Bunun tam da böyle olması herhalde şaşırtıcı olmaz. Ben kendi hesabıma, bunun bir felâket gibi değil, bir fırsat gibi değerlendirilmesi gerektiğini düşünüyorum. Obama Türkiye’ye geldiğinde bunun için gerekli ipuçlarını vermişti. “Benim bu konuda ne kanıda olduğum belli” demişti.
Öyleydi. “Ama iki ülke arasındaki ilişkiyi düzeltmek üzere bir çabaya girişmişken dışarıdan birilerinin buna müdahale etmesi doğru olmaz” diye tamamlamıştı. Türkiye’nin bir şeyi “düzeltmek” üzere girdiği “çaba”lardan fazla bir sonuç, hele çabuk bir sonuç beklememekte yarar var. Ne Ermenistan’la ilişkimizi düzeltmek, ne de tarihle ilişkimizi düzeltmek üzere adım attık. Derken bu Tasarı geçti.

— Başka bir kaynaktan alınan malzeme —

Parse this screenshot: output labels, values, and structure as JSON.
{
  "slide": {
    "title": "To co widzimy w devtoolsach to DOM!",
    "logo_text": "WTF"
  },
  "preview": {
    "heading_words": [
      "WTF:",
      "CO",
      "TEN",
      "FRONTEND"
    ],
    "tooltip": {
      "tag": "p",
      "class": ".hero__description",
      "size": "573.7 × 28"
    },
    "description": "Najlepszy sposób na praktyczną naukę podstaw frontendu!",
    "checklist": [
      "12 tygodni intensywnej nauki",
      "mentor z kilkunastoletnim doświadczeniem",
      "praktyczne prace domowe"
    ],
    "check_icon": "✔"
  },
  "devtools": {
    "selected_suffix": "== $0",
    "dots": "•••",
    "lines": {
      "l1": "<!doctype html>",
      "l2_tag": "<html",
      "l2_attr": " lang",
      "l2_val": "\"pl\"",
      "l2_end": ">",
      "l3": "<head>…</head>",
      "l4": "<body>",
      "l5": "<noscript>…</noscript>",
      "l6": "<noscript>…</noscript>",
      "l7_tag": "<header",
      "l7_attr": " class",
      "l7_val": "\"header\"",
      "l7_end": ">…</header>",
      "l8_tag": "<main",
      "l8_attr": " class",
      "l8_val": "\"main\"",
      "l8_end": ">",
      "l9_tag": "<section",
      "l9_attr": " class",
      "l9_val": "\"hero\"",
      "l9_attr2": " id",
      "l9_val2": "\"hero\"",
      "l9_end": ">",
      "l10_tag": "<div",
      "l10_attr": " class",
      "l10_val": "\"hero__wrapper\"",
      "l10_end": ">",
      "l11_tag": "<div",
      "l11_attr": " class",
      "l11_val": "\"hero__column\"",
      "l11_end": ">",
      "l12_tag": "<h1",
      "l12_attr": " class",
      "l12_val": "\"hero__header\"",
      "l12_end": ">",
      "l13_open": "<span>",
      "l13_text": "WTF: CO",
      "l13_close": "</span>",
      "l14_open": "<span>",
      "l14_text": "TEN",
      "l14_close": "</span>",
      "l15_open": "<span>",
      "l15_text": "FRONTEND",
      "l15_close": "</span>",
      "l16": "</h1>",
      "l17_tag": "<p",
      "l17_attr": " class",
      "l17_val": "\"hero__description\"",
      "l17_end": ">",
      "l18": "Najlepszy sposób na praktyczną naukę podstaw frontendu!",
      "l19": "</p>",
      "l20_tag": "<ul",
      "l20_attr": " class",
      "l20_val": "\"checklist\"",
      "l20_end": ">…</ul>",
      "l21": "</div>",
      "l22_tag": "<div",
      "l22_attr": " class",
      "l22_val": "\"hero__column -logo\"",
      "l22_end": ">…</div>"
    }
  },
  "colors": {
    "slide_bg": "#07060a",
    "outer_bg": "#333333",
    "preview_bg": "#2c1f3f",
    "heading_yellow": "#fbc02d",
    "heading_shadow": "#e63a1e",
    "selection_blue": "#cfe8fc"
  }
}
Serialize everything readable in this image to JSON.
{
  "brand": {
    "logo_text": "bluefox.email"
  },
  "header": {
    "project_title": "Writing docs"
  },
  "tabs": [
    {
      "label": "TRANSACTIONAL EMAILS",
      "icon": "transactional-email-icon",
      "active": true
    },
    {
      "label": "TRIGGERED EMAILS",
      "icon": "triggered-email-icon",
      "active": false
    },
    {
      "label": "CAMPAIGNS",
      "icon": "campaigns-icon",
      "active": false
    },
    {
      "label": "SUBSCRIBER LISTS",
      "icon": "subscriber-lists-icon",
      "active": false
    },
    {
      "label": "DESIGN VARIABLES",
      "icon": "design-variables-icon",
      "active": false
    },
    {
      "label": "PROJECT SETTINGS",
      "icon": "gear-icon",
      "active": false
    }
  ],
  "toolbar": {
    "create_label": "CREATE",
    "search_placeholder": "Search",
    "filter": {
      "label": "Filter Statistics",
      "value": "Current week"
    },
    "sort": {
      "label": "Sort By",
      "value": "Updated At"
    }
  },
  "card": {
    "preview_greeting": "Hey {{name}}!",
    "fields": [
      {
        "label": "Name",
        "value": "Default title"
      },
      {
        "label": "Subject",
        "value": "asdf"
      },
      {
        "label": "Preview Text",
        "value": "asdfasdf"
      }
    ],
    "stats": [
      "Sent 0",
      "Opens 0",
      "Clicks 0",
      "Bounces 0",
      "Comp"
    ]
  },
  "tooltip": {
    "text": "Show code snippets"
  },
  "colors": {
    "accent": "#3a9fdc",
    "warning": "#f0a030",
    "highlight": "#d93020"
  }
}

Bu artık bir şeyleri “değiştirmek” için bir fırsat, bir vesile olmalı. Böylesine önem verdiğimiz, engellemek için böylesine emek harcadığımız bir olay olduğuna göre, politikamızda bir, daha doğrusu bir dizi değişim yapmamız çok normal değil mi? Bu değişimin yönü, şimdiye kadar kaza kaza neredeyse artezyen kuyusuna döndürdüğümüz siperi daha da derinleştirmek mi olmalı, yoksa “Evet, böyle bir olay vardır, çok acı bir olaydır, bunun serinkanlılıkla ve genişlemesine tartışılması gerekir” yollu bir başlangıçla öteki çözümü denemek mi? Dünyada tek kalmaya sanki bir düşkünlüğümüz var -Kıbrıs Türk devletini de bizden başka tanıyan olmaması gibi.
Bu tür durumları yaratıp sonra da “Türk’ün Türk’ten başka dostu yok” demekten özel bir lezzet alıyoruz sanki. Ama kimsenin hakkı yok, bundan sonrasının bilmem kaç kuşağını daha dünyada bu izolasyon içinde yaşamaya mahkûm etmeye.